Gene model identifiers for individual genes will be incorporated into the catalogue. Conversely, the locus/gene designations of the catalogue will be incorporated into the available sequenced reference genomes, along with the name of the gene product (e.g. high-molecular-weight glutenin, ω-gliadin, alcohol dehydrogenase). Cross-referencing to the genetic nomenclatures of other members of the Triticeae and beyond is encouraged.
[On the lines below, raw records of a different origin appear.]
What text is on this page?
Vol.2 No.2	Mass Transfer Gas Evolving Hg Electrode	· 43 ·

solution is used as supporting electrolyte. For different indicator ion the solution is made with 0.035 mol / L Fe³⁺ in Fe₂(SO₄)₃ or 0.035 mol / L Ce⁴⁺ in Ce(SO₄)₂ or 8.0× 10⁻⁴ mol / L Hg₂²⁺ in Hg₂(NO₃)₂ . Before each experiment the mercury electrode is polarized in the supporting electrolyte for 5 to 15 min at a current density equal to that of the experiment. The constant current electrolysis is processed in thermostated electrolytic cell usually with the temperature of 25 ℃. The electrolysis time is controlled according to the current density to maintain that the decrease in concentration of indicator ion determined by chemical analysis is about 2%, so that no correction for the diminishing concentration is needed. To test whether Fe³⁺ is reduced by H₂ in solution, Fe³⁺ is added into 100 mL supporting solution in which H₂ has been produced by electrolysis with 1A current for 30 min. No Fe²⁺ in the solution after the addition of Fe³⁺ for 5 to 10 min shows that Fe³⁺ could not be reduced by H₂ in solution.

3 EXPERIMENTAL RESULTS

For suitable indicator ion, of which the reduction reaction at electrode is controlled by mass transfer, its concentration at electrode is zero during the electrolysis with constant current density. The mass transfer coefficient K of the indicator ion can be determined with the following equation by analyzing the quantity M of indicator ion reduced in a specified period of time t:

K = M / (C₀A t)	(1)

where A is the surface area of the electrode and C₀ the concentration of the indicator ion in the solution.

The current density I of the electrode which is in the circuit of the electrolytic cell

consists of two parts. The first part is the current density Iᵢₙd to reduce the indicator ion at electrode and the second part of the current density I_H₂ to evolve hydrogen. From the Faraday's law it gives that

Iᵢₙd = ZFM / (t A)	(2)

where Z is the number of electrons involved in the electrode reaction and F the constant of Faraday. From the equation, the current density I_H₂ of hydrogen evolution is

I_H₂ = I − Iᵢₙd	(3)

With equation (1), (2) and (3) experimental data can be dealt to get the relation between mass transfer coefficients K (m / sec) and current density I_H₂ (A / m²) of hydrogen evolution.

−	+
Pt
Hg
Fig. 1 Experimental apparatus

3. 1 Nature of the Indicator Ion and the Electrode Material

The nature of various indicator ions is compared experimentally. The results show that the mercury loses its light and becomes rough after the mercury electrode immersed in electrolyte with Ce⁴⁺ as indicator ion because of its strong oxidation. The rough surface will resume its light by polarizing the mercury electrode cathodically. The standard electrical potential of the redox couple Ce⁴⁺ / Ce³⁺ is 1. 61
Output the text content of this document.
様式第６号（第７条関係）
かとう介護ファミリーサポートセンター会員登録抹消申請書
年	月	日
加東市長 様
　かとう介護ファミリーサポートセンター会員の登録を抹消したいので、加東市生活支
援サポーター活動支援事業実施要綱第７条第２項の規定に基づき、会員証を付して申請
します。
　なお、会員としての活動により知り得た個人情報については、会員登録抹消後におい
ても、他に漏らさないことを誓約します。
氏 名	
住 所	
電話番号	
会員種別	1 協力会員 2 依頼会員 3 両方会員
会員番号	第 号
A link of a named gene to a germplasm stock in an international and publicly accessible GenBank as outlined in "Germplasm" section is strongly encouraged.

Germplasm

Wheat is an important food and industrial crop as well as a model allopolyploid organism. Germplasm is a key component of the Gene Catalogue, and it is expected that the germplasm associated with any formally named gene is clearly defined and referenced to an internationally accessible germplasm collection. This collection must allow worldwide access to the germplasm within the framework of the Food and Agriculture Organization of the United Nations International Treaty on Plant Genetic Resources for Food and Agriculture. Specialists in the rusts, powdery mildew and some other wheat diseases have adopted a procedure of pre-publication approval of gene names and assurance of germplasm availability as a basis for a permanent gene name. When specific reference germplasm cannot be assured, proposers are encouraged to use temporary names.

Discussion

These guidelines provide an updated framework for consistent naming of genes and genomic regions in wheat. These guidelines are flexible and not overly prescriptive or static, providing a common reference point for the wheat community. The revised guidelines aim to accommodate historical nomenclature conventions while also adapting to new advances in genomics and biotechnology. With new genome assemblies and gene annotations, we urge researchers to adopt these common standards and to provide the necessary information on the naming of genes, alleles, haplotypes, markers, and QTL when reporting their findings. We particularly encourage colleagues who are new to wheat research to adopt these guidelines when naming genes or alleles, rather than following conventions used in other species. As new technology and biological understanding are generated, there will undoubtedly be further reviews and changes necessary when shortcomings emerge and new approaches are required. These guidelines should facilitate integration of data from independent studies, allow more efficient text and data mining approaches, and ultimately accelerate wheat research. The Wheat Gene Catalogue is currently hosted by KOMUGI (https://shigen.nig.ac.jp/wheat/komugi/genes/symbolClassList.jsp ) and at GrainGenes (https://wheat.pw.usda.gov/ggpages/awn/; Blake et al. 2019), the latter also providing ongoing curation. In time, these guidelines may also be adopted by the barley, rye, triticale, and oat research communities, for which similar advances are being made in deciphering their genome sequences; a common set of guidelines would help transfer knowledge between these cereals, which share close phylogenetic relationships and share common breeding targets. We hope these guidelines provide an informative reference for researchers during this exciting era of wheat science, in which we believe important advances will continue to be made in our understanding of genes that control agronomically important traits.